BDS travel ban: Is Israel sending the wrong message?

Vague legislation that bans BDS activists and gives too much power to government functionaries sends out the mistaken message that we have something to hide. The opposite is true.

Israel Apartheid Week at Columbia University. (photo credit: Courtesy)
Israel Apartheid Week at Columbia University.
(photo credit: Courtesy)
The Boycott, Divestment and Sanctions movement tends to bring together a pretty despicable group of people with distorted attitudes about Israel who are often motivated by antisemitism.
Many, particularly the founders and most active members, tend to utterly oppose the existence of a uniquely Jewish state anywhere, let alone on the land corresponding with the Jewish people’s historic homeland. Propaganda and distorted narratives are deployed to delegitimize Israel as a precursor to bringing about its demise.
Israel is portrayed as an imperialist force in Palestine even though Jewish ties to the land of Israel span 38 centuries of uninterrupted presence.

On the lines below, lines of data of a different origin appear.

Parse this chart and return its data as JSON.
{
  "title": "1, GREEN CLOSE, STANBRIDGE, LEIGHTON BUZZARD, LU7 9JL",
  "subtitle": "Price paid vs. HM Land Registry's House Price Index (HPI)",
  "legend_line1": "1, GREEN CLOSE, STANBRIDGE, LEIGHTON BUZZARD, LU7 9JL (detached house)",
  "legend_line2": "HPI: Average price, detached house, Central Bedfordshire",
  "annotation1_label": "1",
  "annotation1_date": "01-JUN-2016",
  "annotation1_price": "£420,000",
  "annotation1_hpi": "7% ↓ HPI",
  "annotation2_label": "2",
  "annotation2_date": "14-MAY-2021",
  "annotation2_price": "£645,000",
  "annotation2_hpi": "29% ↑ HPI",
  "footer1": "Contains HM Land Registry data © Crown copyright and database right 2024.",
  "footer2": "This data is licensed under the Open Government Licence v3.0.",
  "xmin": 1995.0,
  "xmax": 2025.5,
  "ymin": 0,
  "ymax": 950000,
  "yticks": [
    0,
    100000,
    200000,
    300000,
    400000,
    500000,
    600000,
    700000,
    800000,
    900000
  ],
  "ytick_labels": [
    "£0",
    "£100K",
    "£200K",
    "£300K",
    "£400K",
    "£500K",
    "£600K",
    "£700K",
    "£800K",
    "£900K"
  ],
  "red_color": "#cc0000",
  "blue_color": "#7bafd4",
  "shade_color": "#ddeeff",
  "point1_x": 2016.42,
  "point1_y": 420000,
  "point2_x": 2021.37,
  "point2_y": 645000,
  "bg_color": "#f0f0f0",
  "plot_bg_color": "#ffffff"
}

BDS activists cite human rights as their primarily concern, but in sharp departure from most truly universalistic humanitarians who care about the suffering of all human beings, BDS activists remain indifferent to far greater human rights’ injustices in the region – from Syria and Yemen to Iran and Saudi Arabia.
BDS activists also conveniently ignore the human rights abuses perpetrated by Palestinians against their own people, whether it be the restriction of press freedoms, the curtailing of religious expression or the stifling of all forms of unwanted criticism directed against Hamas or Fatah. Nor do BDS activists seem particularly concerned by the fact that a corrupt political echelon rules Palestinians on the West Bank without a democratic mandate or that Hamas – an antisemitic, reactionary, anti-democratic group of Islamists – rules the Gaza Strip.
We therefore understand the desire on the part of our lawmakers to prevent BDS activists of this sort from entering Israel to spread their noxious ideas. The anti- BDS law passed this week in the Knesset seeks to do just that. The legislation makes it easier to block foreign BDS activists from entering Israel.
Undoubtedly, Israel, like any sovereign state, has the right to regulate its borders and decide who can and who cannot enter. And an argument can be made that BDS activity, like other forms of incitement, risks disrupting the peace and might lead to violent acts against Israelis.
However, we believe that the legislation has the potential to do more harm than good. The law is ambiguous and difficult to enforce. Ostensibly, it is supposed to target only those activists with standing who have the capability to cause others to boycott Israel.
However, the wording of the law is such that it could include less consequential BDS activism. The law also targets individuals who are calling to boycott settlements, a position held by some Meretz MKs who are emphatically Zionist but who are convinced that Israel’s continued control over the West Bank undermines its future as a Jewish and democratic state.
Furthermore, as Israel Democracy Institute researcher Dr. Amir Fuchs noted in an interview with Yonah Jeremy Bob, The Jerusalem Post’s legal analyst, the law makes it easy for low-level functionaries to reject foreigners offhand. This could be done by simply looking at someone’s Facebook page or Twitter feed and deciding that it is not supportive enough of Israel.
That’s what seems to have happened to Jennifer Gorovitz, a New Israel Fund executive and ardent Zionist when she was delayed for a number of hours upon arrival at Ben-Gurion Airport last month.
With the passage of new anti-BDS legislation, the likelihood of more embarrassing incidents like this will probably increase.
BDS activists’ obsession with Israel smacks of antisemitism, but the best way to combat these people is not via ambiguously worded legislation that gives low-level functionaries inordinate power. We do not want to target individuals who are adamant supporters of a Jewish state, but who believe that holding onto the West Bank with its large Palestinian population is detrimental to Israel’s future.
Israel should be proud of what it has accomplished in such a short period of time while facing seemingly insurmountable challenges. Vague legislation that bans BDS activists and gives too much power to government functionaries sends out the mistaken message that we have something to hide. The opposite is true.